Spice is a powerful tool for circuit analysis. But it often surprises users with
. holes in its abilities and strange definitions
. lack of industry-wide standards
. the need for the user to model the physics of their circuit, not just draw the schematic

I hope this blog will educate users and promote discussion in these areas.

Large Signal versus Small Signal simulation

It is important to keep in mind the difference between “large signal” and “small signal” circuit analysis (simulation).

small signal analysis
first finds the DC operating point of the circuit and then linearizes the non-linear circuit equation matrix at this operating point. The linearized circuit matrix is used in the simulation.
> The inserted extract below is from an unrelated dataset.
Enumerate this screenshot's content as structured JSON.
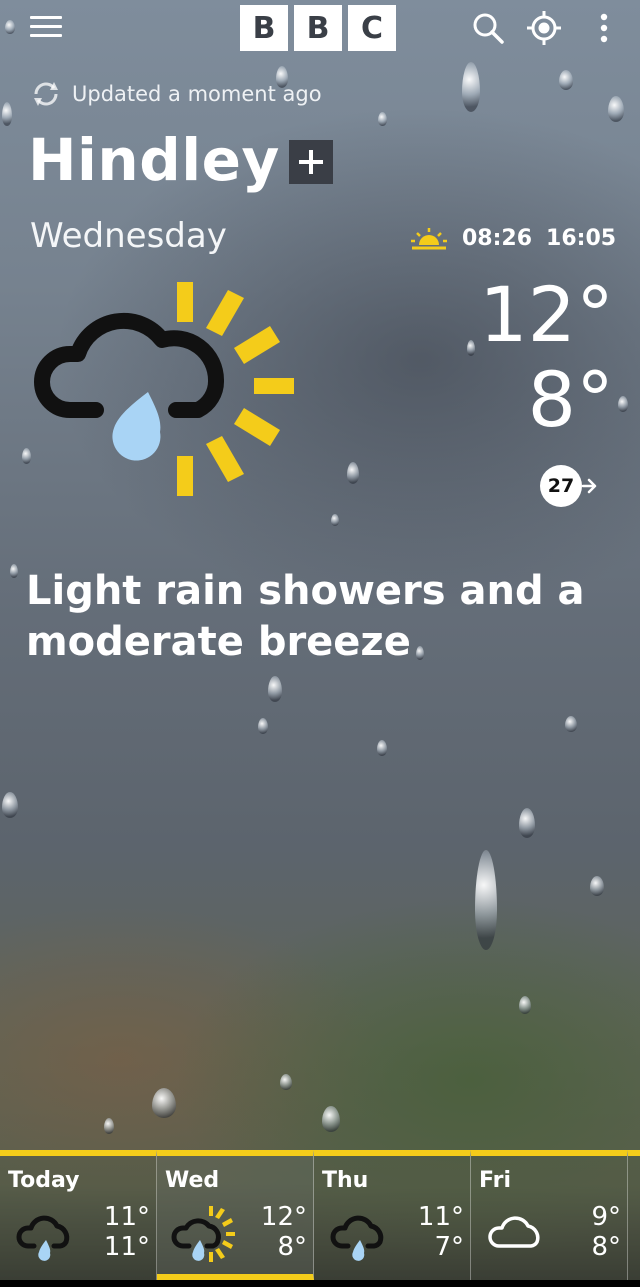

AC and Noise are small signal analyses.

The circuit’s input Source(s) have a sine wave output which is swept over the range of frequencies specified by the user. The circuit’s outputs are computed at each of these frequencies. If more than one input Source, all operate at the same frequency. For AC analysis the output is often displayed as a Bode plot of amplitude and phase.
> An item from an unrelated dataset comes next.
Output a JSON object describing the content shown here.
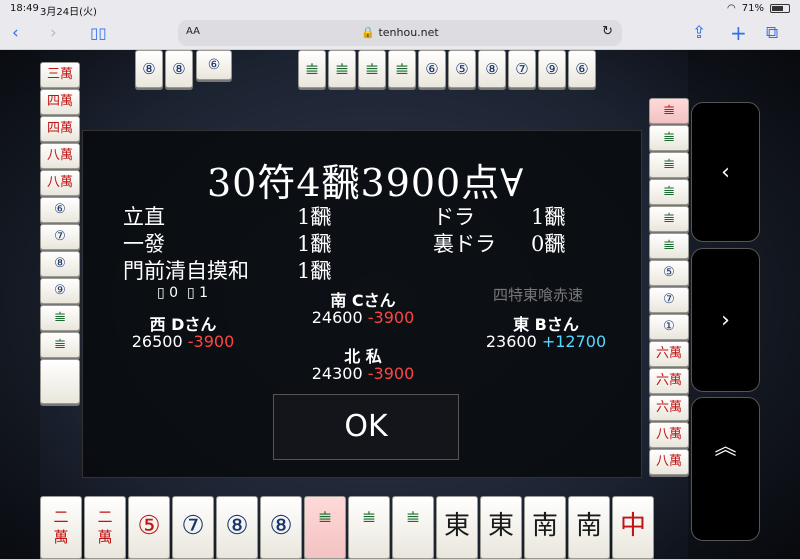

Since the circuit equations are linear, it is as if the analysis is carried out with an infinitely small sine wave applied to the circuit input. There is no indication of any distortion, clipping or other non-linear effects that may occur with a real-world signal applied to the non-linear circuit.

large signal analysis
uses the non-linear circuit equation matrix and numerical integration to find the circuit’s response to its input signals over time. Transient is large signal analysis.

Each of the circuit’s input Sources can have its own waveform and, for sine wave waveform, its own frequency.

The DC operating point is found first, then the integration starts from there (Time = 0). The output looks like an oscilloscope trace. Non-linear circuit distortion and clipping are visible if the circuit has non-linear elements and the waveform is large enough.


Distortion analysis - it depends on the Spice program

Traditionally Distortion in Spice is small signal. However for many real world nonlinear circuits, small signal results understate the distortion at medium to large waveform amplitudes.

As a result, 5Spice, and perhaps some other Spice programs, implement a large signal Harmonic Distortion analysis where the user specifies the sine wave input amplitude. The calculated distortion depends on the circuit's internal waveform amplitudes.

Large signal method: run a Transient simulation to get time based data and do a Fourier Transform on the time data to get the amplitude at the harmonic frequencies.